Bataille pour un CASC

Vacances, activités sportives et culturelles, participation au paiement de la crèche, de l’accueil de loisirs… Ces aides au personnel municipal sont prises en charge en partie par la mairie et en partie par le Casc, une sorte de comité d’entreprise géré par le syndicat. La nouvelle majorité impose un changement brutal, en zappant la concertation promise.

Nous pensions que le compromis arraché sur cette gestion des œuvres sociales, suite à la grève de décembre dernier, avait permis de régler les problèmes. La bêtise et l’autoritarisme de la « nouvelle majorité » ont tout fichu par terre.

Nous avions déjà abordé ce problème : c’est là.

Un petit résumé quand même

Tout employeur a l’obligation de définir une liste d’œuvres sociales pour ses salariés et de les financer.

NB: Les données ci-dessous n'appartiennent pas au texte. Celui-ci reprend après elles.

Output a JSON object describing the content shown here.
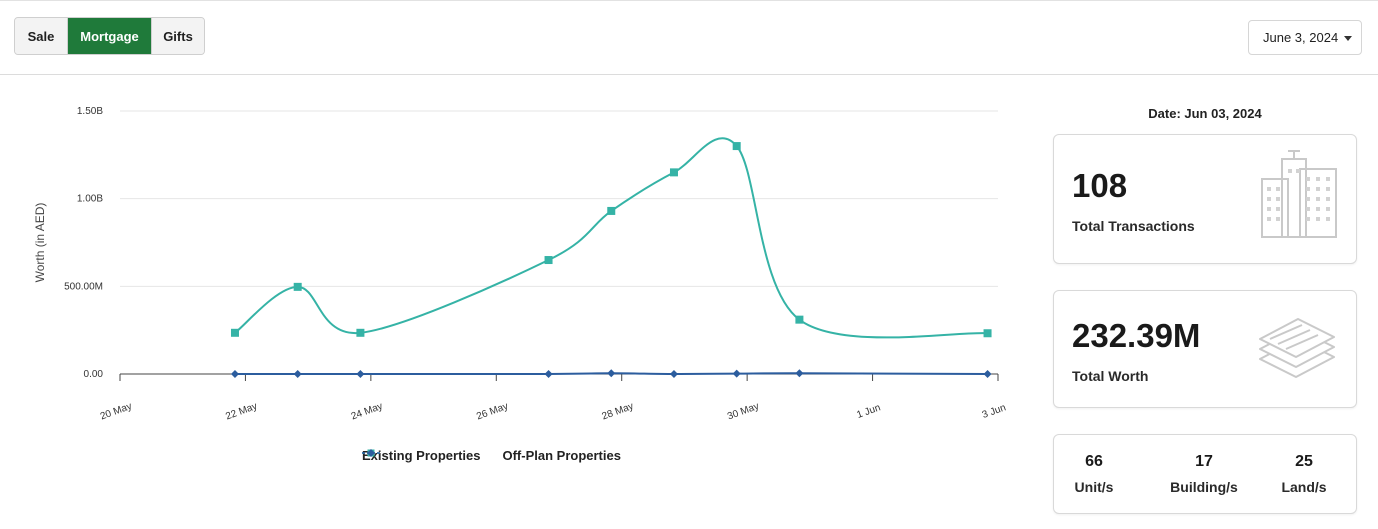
{
  "tabs": [
    {
      "label": "Sale",
      "active": false
    },
    {
      "label": "Mortgage",
      "active": true
    },
    {
      "label": "Gifts",
      "active": false
    }
  ],
  "date_select": {
    "value": "June 3, 2024"
  },
  "date_heading": "Date: Jun 03, 2024",
  "cards": {
    "transactions": {
      "value": "108",
      "label": "Total Transactions",
      "icon": "buildings-icon"
    },
    "worth": {
      "value": "232.39M",
      "label": "Total Worth",
      "icon": "money-stack-icon"
    }
  },
  "breakdown": [
    {
      "value": "66",
      "label": "Unit/s"
    },
    {
      "value": "17",
      "label": "Building/s"
    },
    {
      "value": "25",
      "label": "Land/s"
    }
  ],
  "colors": {
    "accent": "#1f7a3a",
    "existing": "#35b3a6",
    "offplan": "#2c5d9e"
  },
  "chart_data": {
    "type": "line",
    "ylabel": "Worth (in AED)",
    "y_ticks": [
      "0.00",
      "500.00M",
      "1.00B",
      "1.50B"
    ],
    "y_tick_values": [
      0,
      500000000,
      1000000000,
      1500000000
    ],
    "ylim": [
      0,
      1500000000
    ],
    "x_ticks": [
      "20 May",
      "22 May",
      "24 May",
      "26 May",
      "28 May",
      "30 May",
      "1 Jun",
      "3 Jun"
    ],
    "xlim": [
      "2024-05-20",
      "2024-06-03"
    ],
    "series": [
      {
        "name": "Existing Properties",
        "marker": "square",
        "points": [
          {
            "x": "2024-05-21T20:00",
            "y": 235000000
          },
          {
            "x": "2024-05-22T20:00",
            "y": 497000000
          },
          {
            "x": "2024-05-23T20:00",
            "y": 235000000
          },
          {
            "x": "2024-05-26T20:00",
            "y": 650000000
          },
          {
            "x": "2024-05-27T20:00",
            "y": 930000000
          },
          {
            "x": "2024-05-28T20:00",
            "y": 1150000000
          },
          {
            "x": "2024-05-29T20:00",
            "y": 1300000000
          },
          {
            "x": "2024-05-30T20:00",
            "y": 310000000
          },
          {
            "x": "2024-06-02T20:00",
            "y": 232390000
          }
        ]
      },
      {
        "name": "Off-Plan Properties",
        "marker": "diamond",
        "points": [
          {
            "x": "2024-05-21T20:00",
            "y": 0
          },
          {
            "x": "2024-05-22T20:00",
            "y": 0
          },
          {
            "x": "2024-05-23T20:00",
            "y": 0
          },
          {
            "x": "2024-05-26T20:00",
            "y": 0
          },
          {
            "x": "2024-05-27T20:00",
            "y": 4000000
          },
          {
            "x": "2024-05-28T20:00",
            "y": 0
          },
          {
            "x": "2024-05-29T20:00",
            "y": 2000000
          },
          {
            "x": "2024-05-30T20:00",
            "y": 4000000
          },
          {
            "x": "2024-06-02T20:00",
            "y": 0
          }
        ]
      }
    ]
  }
}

Pour les villes, une loi (du temps de Chirac et Villepin !) précise que le conseil municipal doit définir ces prestations et en fixer le financement (aides au paiement de la crèche ou de l’accueil de loisirs des enfants, vacances, loisirs, etc).

Ensuite, une partie est gérée directement par la Ville, une autre par une institution avec laquelle la Ville passe une convention. A Villejuif c’est le Casc (Comité d’actions sociales et culturelles), association locale liée à la Cgt.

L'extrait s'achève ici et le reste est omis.